Propagate after a solver assignment change. Checks which variables are affected by the change, evaluates them, and applies optimization pruning if enabled.

Parameters:

Name Type Description Default
control PropagateControl

Clingo propagation control.

required
changes Sequence[int]

Sequence of (signed) solver literals that changed.

required

set_optimization_best_value

set_optimization_best_value(value: list[int | float]) -> None

Set the best (incumbent) optimization value used for pruning.

Parameters:

Name Type Description Default
value list[int | float]

Objective vector ordered by priority.

required

set_optimization_check_strength

set_optimization_check_strength(strength: Literal['lt', 'le']) -> None

Configure whether optimization pruning requires strict improvement.

Parameters:

Name Type Description Default
strength Literal['lt', 'le']

Comparison mode. - "lt": only strictly better solutions are accepted. - "le": better or equal solutions are accepted.

required

Raises:

Type Description
ValueError

If strength is not one of "lt" or "le".

set_parents

set_parents()

Populate parent relationships between variables.

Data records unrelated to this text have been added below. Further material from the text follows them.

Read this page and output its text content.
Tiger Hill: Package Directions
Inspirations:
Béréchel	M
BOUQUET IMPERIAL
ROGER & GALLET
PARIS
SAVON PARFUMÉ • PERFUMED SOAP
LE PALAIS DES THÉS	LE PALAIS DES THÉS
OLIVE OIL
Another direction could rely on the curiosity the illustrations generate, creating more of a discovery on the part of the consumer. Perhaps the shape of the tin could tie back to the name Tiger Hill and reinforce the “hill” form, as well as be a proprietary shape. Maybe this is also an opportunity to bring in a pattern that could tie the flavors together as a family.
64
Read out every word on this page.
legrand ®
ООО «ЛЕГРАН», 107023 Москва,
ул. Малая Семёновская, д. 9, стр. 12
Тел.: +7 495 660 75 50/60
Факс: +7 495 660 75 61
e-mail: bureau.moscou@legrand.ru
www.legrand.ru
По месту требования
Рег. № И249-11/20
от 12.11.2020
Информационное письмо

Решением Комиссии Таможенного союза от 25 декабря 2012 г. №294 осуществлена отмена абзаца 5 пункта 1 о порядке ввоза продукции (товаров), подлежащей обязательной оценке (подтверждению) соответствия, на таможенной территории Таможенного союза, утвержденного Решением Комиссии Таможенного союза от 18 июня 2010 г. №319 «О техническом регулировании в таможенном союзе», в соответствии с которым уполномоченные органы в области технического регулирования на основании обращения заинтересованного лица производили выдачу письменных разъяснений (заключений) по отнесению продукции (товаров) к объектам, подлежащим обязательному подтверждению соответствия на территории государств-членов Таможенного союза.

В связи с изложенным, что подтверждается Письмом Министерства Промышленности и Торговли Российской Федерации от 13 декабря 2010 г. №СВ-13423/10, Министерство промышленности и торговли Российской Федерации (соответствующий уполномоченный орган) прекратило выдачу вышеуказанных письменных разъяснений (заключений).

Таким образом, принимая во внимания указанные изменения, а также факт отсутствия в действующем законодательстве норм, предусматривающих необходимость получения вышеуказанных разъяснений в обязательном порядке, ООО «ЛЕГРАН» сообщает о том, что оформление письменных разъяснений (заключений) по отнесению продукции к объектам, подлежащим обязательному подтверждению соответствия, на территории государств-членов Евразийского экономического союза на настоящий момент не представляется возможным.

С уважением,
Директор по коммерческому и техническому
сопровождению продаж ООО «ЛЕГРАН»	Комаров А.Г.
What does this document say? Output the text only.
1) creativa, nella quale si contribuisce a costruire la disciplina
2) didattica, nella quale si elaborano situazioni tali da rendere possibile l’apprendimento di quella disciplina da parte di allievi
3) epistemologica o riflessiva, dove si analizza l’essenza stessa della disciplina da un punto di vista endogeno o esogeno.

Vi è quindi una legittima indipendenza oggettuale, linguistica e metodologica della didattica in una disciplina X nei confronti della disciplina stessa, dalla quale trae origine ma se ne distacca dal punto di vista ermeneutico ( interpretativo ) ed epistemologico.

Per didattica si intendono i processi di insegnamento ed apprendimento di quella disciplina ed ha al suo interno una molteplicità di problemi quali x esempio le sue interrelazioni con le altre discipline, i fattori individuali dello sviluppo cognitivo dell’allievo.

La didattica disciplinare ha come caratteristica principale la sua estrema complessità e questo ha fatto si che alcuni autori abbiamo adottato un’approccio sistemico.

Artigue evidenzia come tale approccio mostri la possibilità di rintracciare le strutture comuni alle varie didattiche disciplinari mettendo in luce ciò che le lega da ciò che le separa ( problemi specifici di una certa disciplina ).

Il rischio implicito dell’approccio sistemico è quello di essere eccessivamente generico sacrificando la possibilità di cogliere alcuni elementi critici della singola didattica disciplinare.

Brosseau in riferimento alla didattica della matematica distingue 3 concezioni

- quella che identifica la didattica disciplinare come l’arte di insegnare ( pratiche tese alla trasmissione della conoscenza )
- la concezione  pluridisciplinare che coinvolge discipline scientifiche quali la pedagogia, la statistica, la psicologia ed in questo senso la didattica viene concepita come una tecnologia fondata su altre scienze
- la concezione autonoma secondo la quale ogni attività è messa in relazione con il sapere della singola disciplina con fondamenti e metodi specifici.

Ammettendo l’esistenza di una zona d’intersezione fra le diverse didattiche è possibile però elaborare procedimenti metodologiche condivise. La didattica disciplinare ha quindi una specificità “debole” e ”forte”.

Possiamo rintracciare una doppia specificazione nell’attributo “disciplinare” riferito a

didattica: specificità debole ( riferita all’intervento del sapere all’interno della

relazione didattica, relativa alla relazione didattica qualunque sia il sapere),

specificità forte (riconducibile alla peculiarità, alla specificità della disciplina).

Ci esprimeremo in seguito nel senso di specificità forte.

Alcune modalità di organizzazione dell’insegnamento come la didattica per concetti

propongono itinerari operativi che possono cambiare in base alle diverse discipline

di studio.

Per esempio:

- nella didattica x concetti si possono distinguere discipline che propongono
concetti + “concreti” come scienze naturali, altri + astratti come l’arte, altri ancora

Parents are variables that depend on another variable's value; if a child changes, parents are scheduled for re-evaluation.

undo

undo(thread_id: int, assignment: Assignment, changes: Sequence[int]) -> None

Undo propagator state on backtracking.

This resets variable evaluations whose decision level is higher or equal to the current backtracking level and clears derived optimization state.

Parameters:

Name Type Description Default
thread_id int

Clingo thread id (unused).

required
assignment Assignment

Current assignment after backtracking.

required
changes Sequence[int]

Literals undone by clingo.

required

update_python_model

update_python_model()

Build the python-side model representation from current variable values.

Populates self.python_model with result atoms (values, sets, multimaps, evaluated atoms) and warning atoms. This is used by on_model to extend the clingo model and by brave/cautious reasoning to accumulate results.